The interesting thing is that highly available systems end up having more failures because there are so many more components to them than simpler systems. Every time you add a component you increase the risk of failure.
Obviously the goal of a highly available, highly redundant system is to survive outages. It’s just that the likelihood of actually having a problem is much greater. Buy a second server with mirrored disks for load balancing and now you have four disks to worry about instead of two. Ditto for power supplies, fans, and anything with a mean time between failure (MTBF) rating. Data centers aren’t immune, either. Spread your systems between two data centers for disaster recovery reasons and you now have two power grids to worry about.
Like everything else in IT it’s all about tradeoffs. A good trade is almost always one that takes complexity out of a system. In many cases it starts with reducing the number of components. Instead of buying 10 servers you might buy 5 servers that are twice as large. You get half the moving parts, and half the software bugs (at least in the OS). Sometimes centralization is a way to make things simpler, too. Instead of having each server handle its own replication to a remote site use a disk array with that feature so you have one device to monitor instead of 10.
Sometimes tradeoffs aren’t what they seem, and sometimes you just get caught by vendor shenanigans. For instance, my example of array-based replication is a good one, except EMC’s MirrorView replication software on our arrays seems to have caused more problems than it’s ever helped with. Likewise, the current trend of virtualization may save money and/or add features to your environment, but it also adds complexity.

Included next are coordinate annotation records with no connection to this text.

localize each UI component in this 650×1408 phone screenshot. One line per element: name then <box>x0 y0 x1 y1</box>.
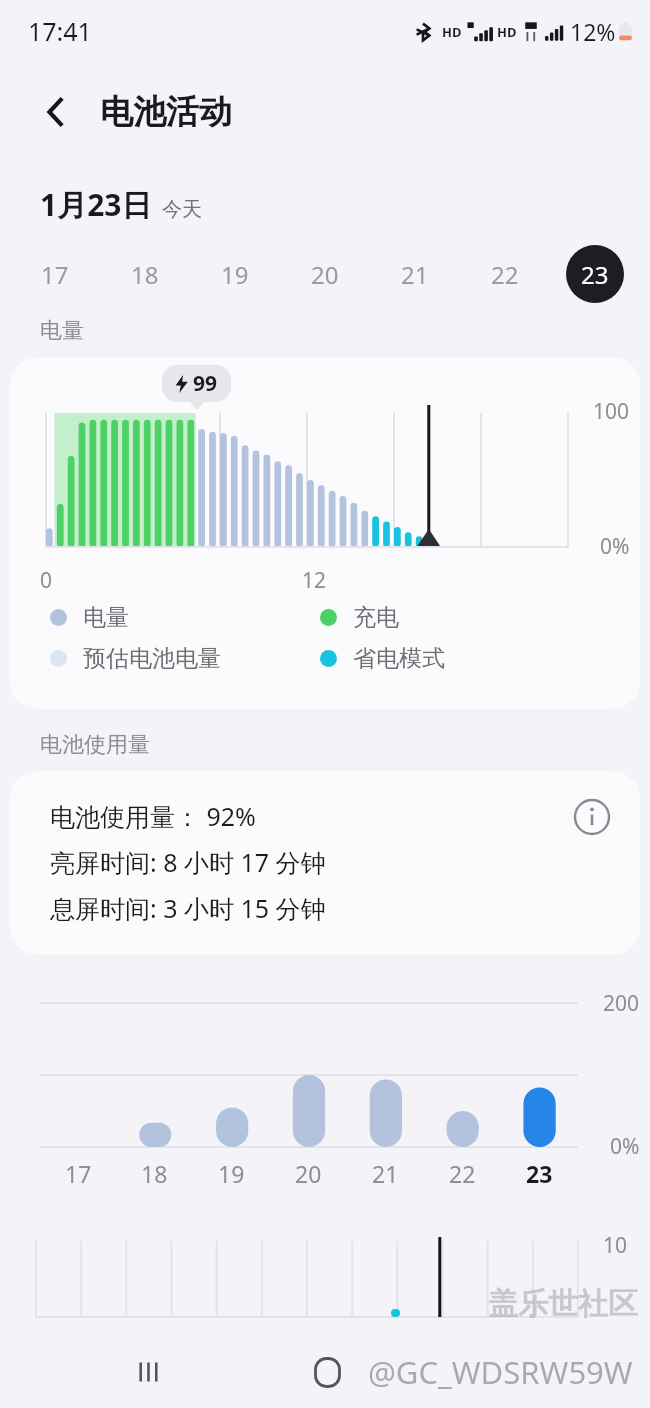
button[interactable]: 17 <box>26 245 84 303</box>
staticText: 亮屏时间: 8 小时 17 分钟 <box>50 845 326 879</box>
staticText: 22 <box>449 1158 476 1189</box>
button[interactable]: 100 <box>10 357 640 709</box>
staticText: 电量 <box>83 603 129 632</box>
staticText: 0% <box>610 1132 640 1161</box>
staticText: 21 <box>372 1158 399 1189</box>
staticText: 23 <box>526 1158 553 1189</box>
staticText: 21 <box>401 258 429 291</box>
button[interactable]: 最近任务 <box>122 1345 176 1399</box>
staticText: 18 <box>141 1158 168 1189</box>
button[interactable]: 返回 <box>34 90 78 134</box>
staticText: 0% <box>600 532 630 561</box>
staticText: 200 <box>603 989 640 1018</box>
button[interactable]: 19 <box>206 245 264 303</box>
staticText: 今天 <box>162 197 202 222</box>
staticText: 22 <box>491 258 519 291</box>
staticText: 电量 <box>40 317 84 345</box>
button[interactable]: 23 <box>566 245 624 303</box>
staticText: HD <box>442 23 462 41</box>
staticText: 电池使用量： 92% <box>50 799 256 833</box>
button[interactable]: 20 <box>296 245 354 303</box>
button[interactable]: 18 <box>116 245 174 303</box>
staticText: 10 <box>603 1231 628 1260</box>
button[interactable]: 详细信息 <box>568 793 616 841</box>
staticText: 1月23日 <box>40 184 152 225</box>
staticText: 19 <box>218 1158 245 1189</box>
staticText: 23 <box>581 258 609 291</box>
staticText: 12 <box>302 566 327 595</box>
staticText: 盖乐世社区 <box>488 1285 638 1323</box>
button[interactable]: 主页 <box>300 1345 354 1399</box>
staticText: 18 <box>131 258 159 291</box>
staticText: 息屏时间: 3 小时 15 分钟 <box>50 891 326 925</box>
staticText: 电池使用量 <box>40 731 150 759</box>
staticText: 99 <box>193 369 218 398</box>
staticText: 17:41 <box>28 14 92 48</box>
staticText: HD <box>497 23 517 41</box>
staticText: 19 <box>221 258 249 291</box>
button[interactable]: 22 <box>476 245 534 303</box>
staticText: 预估电池电量 <box>83 644 221 673</box>
staticText: 12% <box>570 16 616 47</box>
staticText: 0 <box>40 566 53 595</box>
staticText: @GC_WDSRW59W <box>368 1351 633 1393</box>
staticText: 17 <box>65 1158 92 1189</box>
button[interactable]: 21 <box>386 245 444 303</box>
staticText: 17 <box>41 258 69 291</box>
staticText: 20 <box>295 1158 322 1189</box>
button[interactable]: 200 <box>0 955 650 1205</box>
staticText: 电池活动 <box>100 91 232 133</box>
staticText: 20 <box>311 258 339 291</box>
staticText: 省电模式 <box>353 644 445 673</box>
button[interactable]: 电池使用量： 92% <box>10 771 640 955</box>
staticText: 充电 <box>353 603 399 632</box>
staticText: 100 <box>593 397 630 426</box>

Knowing where to make tradeoffs like these is the product of experience and thoughtfulness, not just about system setup but also about the long-term maintainability of a system. Thinking about places to reduce complexity in system designs is something every system administrator should be doing. Less is more in system administration, too.
Bob –
I spun around some similar thoughts a few months ago –
Here.
“When person-resources are constrained, highest availability is achieved when the system is designed with the minimum complexity necessary to meet availability requirements.”
–Mike